Jazmine Sullivan, Heaux Tales (RCA, 2021)
Soften, streaming platforms – and Spotify en premier – want to impose the idea that to exist in the current world of music you have to pull in all directions, get out of music constantly, occupy the field until exhaustion. The reality is much more complicated than that, fortunately, and the new album of Jazmine Sullivan comes to remind us. Because the American, brilliant singer and songwriter of a genre that is filling up everywhere on the internet, modern R’nB, could play this little game and multiply the releases. But none of that. Heaux Tales is his fourth album since 2008, patient marker of a remarkably thrifty and waste-poor career. Jazmine Sullivan, it’s a handful of records all remarkable – this new not doing exception – and select collaborations that navigate between demanding R’nB, literate hip-hop and curious pop, with Anderson .Paak, Kindness, Frank Ocean (Blond), Mary J. Blige or Monica.

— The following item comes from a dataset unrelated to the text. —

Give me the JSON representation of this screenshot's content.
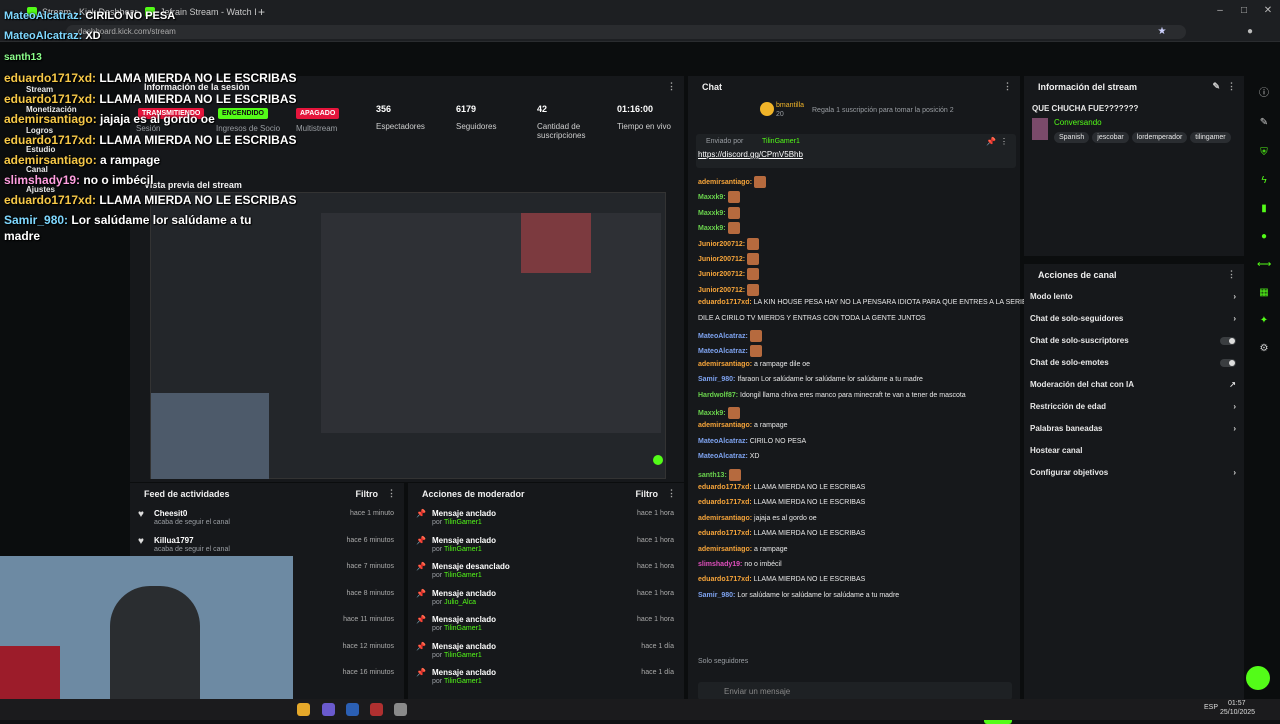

Jazmine Sullivan, 33 today, is a low key. Daughter of a chorister for the great Afro-American label of the 1970s Philadelphia International, purveyor of lush soul that also heralded house and R’nB, she learned to sing very early before doing her school training and to debut in various choirs in his city, Philadelphia. This is where his grainy, clear but not smooth mezzo-soprano voice was quickly spotted.